Bulletins

Des bugs dans les services cloud DNS-as-a-service permettent l’espionnage du trafic DNS

bs1.jpg

Le DNS (Domain Name Service) est reconnu pour sa fonction de traduction des noms de domaine lisibles en adresses IP numériques. Le 4 août 2021, lors de l'événement Black Hat USA, une nouvelle vulnérabilité a été découverte par des chercheurs de la société Wiz, exposant des données DNS dynamiques de millions de terminaux dans le monde.

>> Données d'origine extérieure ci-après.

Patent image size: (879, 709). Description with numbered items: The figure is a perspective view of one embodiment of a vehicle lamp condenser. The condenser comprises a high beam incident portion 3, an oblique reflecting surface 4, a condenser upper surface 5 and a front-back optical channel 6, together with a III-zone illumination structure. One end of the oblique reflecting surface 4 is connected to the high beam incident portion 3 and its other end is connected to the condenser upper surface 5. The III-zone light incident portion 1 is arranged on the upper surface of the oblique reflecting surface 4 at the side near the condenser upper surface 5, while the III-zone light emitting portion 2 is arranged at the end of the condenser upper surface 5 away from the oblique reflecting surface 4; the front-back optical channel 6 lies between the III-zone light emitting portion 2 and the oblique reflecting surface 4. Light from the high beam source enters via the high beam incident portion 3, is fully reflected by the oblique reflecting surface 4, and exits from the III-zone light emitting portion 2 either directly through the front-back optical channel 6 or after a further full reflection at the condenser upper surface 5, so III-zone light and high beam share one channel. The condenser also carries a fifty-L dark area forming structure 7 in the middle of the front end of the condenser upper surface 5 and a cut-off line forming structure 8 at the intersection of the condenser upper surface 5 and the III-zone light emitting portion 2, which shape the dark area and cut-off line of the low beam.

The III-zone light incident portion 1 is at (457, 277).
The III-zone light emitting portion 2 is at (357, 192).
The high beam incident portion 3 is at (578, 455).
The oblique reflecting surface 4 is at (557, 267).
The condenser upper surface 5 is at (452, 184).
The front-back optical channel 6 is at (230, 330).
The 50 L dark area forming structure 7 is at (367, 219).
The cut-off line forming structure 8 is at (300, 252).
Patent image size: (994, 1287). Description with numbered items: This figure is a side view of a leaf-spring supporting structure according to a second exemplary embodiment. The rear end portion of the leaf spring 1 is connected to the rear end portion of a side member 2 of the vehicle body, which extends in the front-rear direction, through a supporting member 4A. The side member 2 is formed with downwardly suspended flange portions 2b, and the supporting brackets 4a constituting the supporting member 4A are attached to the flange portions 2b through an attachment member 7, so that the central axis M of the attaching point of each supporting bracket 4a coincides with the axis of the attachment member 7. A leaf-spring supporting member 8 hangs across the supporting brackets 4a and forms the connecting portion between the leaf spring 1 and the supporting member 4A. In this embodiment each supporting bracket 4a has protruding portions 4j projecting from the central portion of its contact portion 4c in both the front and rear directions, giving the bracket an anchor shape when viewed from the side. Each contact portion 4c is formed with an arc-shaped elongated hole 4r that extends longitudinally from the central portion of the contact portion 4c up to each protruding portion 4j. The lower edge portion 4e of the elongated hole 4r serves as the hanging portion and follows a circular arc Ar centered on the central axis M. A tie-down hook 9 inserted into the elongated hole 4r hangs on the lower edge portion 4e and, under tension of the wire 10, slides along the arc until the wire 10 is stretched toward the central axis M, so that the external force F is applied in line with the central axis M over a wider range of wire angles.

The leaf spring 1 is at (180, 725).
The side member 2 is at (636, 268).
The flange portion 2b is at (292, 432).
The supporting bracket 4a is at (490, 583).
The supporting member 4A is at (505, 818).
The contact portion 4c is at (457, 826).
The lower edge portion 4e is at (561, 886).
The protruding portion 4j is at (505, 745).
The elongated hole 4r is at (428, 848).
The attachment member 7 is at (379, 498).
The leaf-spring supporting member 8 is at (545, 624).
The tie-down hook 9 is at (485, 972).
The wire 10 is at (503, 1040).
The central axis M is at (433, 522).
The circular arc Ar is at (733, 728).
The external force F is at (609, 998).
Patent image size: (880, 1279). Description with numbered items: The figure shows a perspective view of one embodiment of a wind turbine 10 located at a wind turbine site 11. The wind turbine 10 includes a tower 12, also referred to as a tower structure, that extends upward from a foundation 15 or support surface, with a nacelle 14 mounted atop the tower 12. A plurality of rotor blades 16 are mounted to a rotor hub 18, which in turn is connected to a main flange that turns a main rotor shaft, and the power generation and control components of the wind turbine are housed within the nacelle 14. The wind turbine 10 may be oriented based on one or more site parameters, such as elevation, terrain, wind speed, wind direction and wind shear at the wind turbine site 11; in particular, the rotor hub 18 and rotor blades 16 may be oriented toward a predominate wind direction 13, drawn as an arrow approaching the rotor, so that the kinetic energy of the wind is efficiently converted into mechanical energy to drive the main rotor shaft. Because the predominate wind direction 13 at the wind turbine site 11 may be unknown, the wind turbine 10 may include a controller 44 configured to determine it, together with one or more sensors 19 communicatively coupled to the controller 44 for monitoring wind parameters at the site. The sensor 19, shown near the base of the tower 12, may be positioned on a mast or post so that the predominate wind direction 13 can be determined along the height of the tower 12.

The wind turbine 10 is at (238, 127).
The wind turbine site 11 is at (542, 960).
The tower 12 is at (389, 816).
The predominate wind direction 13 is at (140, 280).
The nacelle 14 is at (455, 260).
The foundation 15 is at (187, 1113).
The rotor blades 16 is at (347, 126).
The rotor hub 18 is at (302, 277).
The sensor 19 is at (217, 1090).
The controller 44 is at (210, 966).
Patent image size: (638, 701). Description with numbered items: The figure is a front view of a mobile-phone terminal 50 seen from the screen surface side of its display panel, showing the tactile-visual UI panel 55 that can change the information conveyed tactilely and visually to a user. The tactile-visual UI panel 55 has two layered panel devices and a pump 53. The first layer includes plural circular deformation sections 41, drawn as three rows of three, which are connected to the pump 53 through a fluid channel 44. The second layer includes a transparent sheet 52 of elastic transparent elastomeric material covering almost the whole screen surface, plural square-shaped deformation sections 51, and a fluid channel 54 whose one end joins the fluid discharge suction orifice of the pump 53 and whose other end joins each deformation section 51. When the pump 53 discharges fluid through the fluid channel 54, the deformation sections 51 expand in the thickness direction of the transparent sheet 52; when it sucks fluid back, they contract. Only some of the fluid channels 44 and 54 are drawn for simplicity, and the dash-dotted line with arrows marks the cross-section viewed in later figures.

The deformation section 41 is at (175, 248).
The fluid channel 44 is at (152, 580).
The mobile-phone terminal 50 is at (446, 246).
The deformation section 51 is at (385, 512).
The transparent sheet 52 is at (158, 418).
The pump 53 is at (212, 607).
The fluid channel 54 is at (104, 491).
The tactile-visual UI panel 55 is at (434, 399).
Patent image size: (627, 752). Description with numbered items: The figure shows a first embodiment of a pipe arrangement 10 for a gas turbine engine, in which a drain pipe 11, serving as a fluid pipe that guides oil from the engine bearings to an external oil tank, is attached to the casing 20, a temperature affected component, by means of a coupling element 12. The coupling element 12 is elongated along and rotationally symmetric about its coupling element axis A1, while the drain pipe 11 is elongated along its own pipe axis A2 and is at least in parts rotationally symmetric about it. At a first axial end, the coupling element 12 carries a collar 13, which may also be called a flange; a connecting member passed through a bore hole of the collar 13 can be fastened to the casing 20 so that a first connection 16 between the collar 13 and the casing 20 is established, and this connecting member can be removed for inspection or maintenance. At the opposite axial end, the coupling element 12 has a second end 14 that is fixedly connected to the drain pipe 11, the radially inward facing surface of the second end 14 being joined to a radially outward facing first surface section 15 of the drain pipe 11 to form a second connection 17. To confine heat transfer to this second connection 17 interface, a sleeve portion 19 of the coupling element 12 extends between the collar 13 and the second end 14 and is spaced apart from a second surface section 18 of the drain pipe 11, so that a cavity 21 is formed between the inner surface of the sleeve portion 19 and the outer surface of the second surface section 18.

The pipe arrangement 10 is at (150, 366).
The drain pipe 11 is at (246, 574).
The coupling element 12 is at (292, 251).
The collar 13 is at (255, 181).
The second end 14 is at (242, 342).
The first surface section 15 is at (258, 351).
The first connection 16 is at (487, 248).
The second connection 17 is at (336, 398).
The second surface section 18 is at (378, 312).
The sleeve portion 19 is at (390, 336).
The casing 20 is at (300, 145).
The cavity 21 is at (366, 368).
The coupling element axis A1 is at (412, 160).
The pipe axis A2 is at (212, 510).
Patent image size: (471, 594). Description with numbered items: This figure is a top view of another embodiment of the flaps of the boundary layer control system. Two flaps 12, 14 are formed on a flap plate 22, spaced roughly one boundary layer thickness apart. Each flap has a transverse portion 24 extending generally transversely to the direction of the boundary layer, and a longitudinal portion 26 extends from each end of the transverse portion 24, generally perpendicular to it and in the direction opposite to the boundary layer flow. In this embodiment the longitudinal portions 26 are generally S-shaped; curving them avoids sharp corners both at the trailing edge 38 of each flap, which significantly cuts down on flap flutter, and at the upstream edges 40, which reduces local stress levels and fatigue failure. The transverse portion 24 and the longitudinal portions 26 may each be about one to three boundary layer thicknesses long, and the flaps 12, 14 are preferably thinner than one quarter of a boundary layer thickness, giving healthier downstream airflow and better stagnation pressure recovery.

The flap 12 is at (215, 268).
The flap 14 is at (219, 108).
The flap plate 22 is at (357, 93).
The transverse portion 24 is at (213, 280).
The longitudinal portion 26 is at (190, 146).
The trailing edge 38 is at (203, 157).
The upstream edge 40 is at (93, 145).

Des chercheurs de la société Wiz ont déclaré avoir trouvé une simple faille qui permet d'intercepter une partie du trafic DNS dynamique mondial passant par des fournisseurs de DNS gérés comme Amazon et Google. La vulnérabilité a été prouvée et exploitée avec succès sur trois grands fournisseurs de services en cloud, dont AWS Route53, et peut en affecter beaucoup d'autres. L'exploitation réussie des vulnérabilités peut permettre l'exfiltration d'informations sensibles des réseaux d'entreprise des clients utilisant ces services. Les informations divulguées contiennent des adresses IP internes et externes, des noms d'ordinateurs et parfois des tickets NTLM / Kerberos. La cause première du problème est l'implémentation non standard des résolveurs DNS.

Le processus d'exploitation consiste à enregistrer un domaine sur le service DNS Route53 d'Amazon (ou Google Cloud DNS) avec le même nom que le serveur de noms DNS - qui assure la résolution des noms de domaine et des noms d'hôte en leurs adresses IP correspondantes - ce qui donne lieu à un scénario qui rompt effectivement l'isolement entre les locataires, permettant ainsi l'accès à des informations précieuses. Et en créant un nouveau domaine sur la plate-forme Route53 à l'intérieur du serveur de noms AWS avec le même nom et en faisant pointer la zone hébergée vers leur réseau interne, le trafic DNS dynamique des points de terminaison des clients Route53 est détourné et envoyé directement au serveur malveillant portant le même nom, créant ainsi une voie d'accès facile aux réseaux d'entreprise de cartographie.

Tandis qu'Amazon et Google ont corrigé ce problème, l'équipe de recherche Wiz a également publié un outil permettant aux entreprises de vérifier si leurs mises à jour DDNS internes sont transmises à des fournisseurs de services DNS ou à des acteurs malveillants.